When a child’s world changes, their behaviour often does, too. What adults label “clingy”, or “attention-seeking” is usually a child checking the ground is still solid. “They do those things because they need you to stay close,” Carla says. “So, keep things predictable. Agree how they can check in. Say where you’re going, explain when you’ll be back – and follow through. As that consistency returns, the behaviour usually settles.”
School is the next pressure point. Grief plays havoc with a child’s attention, so “back to normal” in week one is rarely realistic. Carla wants schools told early and returns phased. “When we’re grieving, we release more of a stress hormone,” she says. “We have less ability to concentrate. Logic and rationality are harder to access. Expecting a child to learn like usual is like asking them to read a sign through smoke.”
Inside the therapy room at ellenor, Carla keeps sessions child-led, and her tools are both simple and exact. One of her methods involves using stones, through which a child is able to map who matters by playing with the pebbles. Like in play or art therapy, the choices and textures do the talking when words won’t.
She’s seen how a simple object can carry what a child can’t yet say. In one session, a girl chose a chalky stone with a hole and held it tight. “This is for me,” she told Carla, “Because something’s missing, and my dad is missing now.” She talked about a hill he used to take them to, and the day he let his daughters run on ahead – part of her knowing he couldn’t keep up; part of her knowing he wanted to see that they could.
Carla’s work doesn’t stop when the session ends.
Outside the room, Carla rings schools to set up phased returns, briefs teachers on what to expect, helps parents prepare children to visit the hospice, and plans memory-making so the building feels safe before a death. She checks in between sessions when crises flare, coordinates with play and music therapists, and, when needed, helps families decide how to say goodbye – even when that means backing choices others question.

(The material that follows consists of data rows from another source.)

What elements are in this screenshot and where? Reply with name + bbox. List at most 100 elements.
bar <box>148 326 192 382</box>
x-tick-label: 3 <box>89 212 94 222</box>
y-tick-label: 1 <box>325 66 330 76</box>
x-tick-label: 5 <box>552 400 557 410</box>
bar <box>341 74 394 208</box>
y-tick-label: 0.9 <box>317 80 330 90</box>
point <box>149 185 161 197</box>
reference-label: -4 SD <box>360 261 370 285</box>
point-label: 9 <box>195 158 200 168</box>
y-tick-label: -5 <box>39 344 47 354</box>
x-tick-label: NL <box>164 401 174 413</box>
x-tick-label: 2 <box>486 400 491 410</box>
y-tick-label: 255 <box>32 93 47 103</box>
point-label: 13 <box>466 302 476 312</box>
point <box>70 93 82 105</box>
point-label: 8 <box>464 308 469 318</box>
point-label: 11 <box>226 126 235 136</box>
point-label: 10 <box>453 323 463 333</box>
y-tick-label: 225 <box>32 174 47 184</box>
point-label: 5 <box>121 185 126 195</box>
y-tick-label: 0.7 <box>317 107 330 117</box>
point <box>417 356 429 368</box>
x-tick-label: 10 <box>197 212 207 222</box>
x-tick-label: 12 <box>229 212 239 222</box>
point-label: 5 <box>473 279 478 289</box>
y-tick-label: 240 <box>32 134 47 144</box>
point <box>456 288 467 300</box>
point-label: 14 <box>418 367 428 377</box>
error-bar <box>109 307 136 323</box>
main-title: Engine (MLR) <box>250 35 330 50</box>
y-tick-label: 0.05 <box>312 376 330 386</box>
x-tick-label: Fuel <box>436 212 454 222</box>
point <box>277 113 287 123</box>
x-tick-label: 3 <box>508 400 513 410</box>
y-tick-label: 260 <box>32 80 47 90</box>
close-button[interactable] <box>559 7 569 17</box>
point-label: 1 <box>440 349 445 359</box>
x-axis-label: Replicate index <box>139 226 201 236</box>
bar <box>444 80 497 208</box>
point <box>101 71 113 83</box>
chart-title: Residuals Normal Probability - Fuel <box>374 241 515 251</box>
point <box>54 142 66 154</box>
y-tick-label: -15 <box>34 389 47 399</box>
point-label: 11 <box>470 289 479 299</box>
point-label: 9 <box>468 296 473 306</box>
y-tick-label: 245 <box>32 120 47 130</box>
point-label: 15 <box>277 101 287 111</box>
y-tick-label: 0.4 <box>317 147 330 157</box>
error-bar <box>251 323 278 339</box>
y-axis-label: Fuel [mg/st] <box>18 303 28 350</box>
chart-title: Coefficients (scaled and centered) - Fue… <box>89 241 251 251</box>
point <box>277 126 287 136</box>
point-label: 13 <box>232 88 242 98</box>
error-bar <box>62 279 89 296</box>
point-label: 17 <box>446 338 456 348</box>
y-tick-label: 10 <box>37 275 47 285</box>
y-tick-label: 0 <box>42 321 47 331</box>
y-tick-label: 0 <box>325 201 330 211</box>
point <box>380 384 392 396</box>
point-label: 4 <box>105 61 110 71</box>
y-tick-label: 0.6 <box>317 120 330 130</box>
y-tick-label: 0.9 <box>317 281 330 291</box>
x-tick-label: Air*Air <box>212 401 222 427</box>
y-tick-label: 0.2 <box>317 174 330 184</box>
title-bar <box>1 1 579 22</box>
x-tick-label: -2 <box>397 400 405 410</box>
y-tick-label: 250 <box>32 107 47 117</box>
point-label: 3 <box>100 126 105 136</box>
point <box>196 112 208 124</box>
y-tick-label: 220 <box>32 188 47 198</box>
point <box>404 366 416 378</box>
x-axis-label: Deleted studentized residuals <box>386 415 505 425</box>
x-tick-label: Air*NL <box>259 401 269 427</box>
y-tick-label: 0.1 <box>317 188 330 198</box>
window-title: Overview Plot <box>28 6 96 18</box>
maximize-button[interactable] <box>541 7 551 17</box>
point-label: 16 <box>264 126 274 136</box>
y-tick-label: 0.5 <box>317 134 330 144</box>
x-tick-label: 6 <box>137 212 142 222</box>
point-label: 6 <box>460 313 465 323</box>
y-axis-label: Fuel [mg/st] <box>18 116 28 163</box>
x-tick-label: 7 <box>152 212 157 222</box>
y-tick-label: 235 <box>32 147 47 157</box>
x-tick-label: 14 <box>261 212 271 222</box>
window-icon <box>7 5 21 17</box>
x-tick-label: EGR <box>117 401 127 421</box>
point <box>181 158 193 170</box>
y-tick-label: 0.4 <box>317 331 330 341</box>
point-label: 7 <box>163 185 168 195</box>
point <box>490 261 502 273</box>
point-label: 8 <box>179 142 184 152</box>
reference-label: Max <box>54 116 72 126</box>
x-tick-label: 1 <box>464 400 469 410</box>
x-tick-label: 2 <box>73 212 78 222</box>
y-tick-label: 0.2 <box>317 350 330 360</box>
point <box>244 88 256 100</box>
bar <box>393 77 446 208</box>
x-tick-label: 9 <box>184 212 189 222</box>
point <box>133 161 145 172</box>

“One mum brought her husband’s body home because both daughters wanted to say goodbye there. She got a lot of resistance. I asked, ‘Who are the most important people in the world to you?’ She said, ‘My girls.’
“My response? ‘Then do what helps them.’”
Children don’t stop grieving when the decorations come down. Thanks to Carla and ellenor’s Therapeutic Services team, they don’t have to grieve in silence either.
Here are some of the approaches Carla uses when guiding parents through those difficult firsts, like Christmas.
- Prepare, don’t shield. Children notice change – give simple, honest facts.
- Tell school early. Name a key contact and consider a phased return.
- Give the child a say. Ask what they want to do, remember, or skip.
- Keep it practical. Agree how they can check in and when you’ll be back.
- Match support to the day. Work on what matters most now – even if it isn’t grief.
- Mark it your way. A card, a film, their person’s favourite cake, or a quiet day – all fine.
- Joy is allowed. Laughter and presents are okay.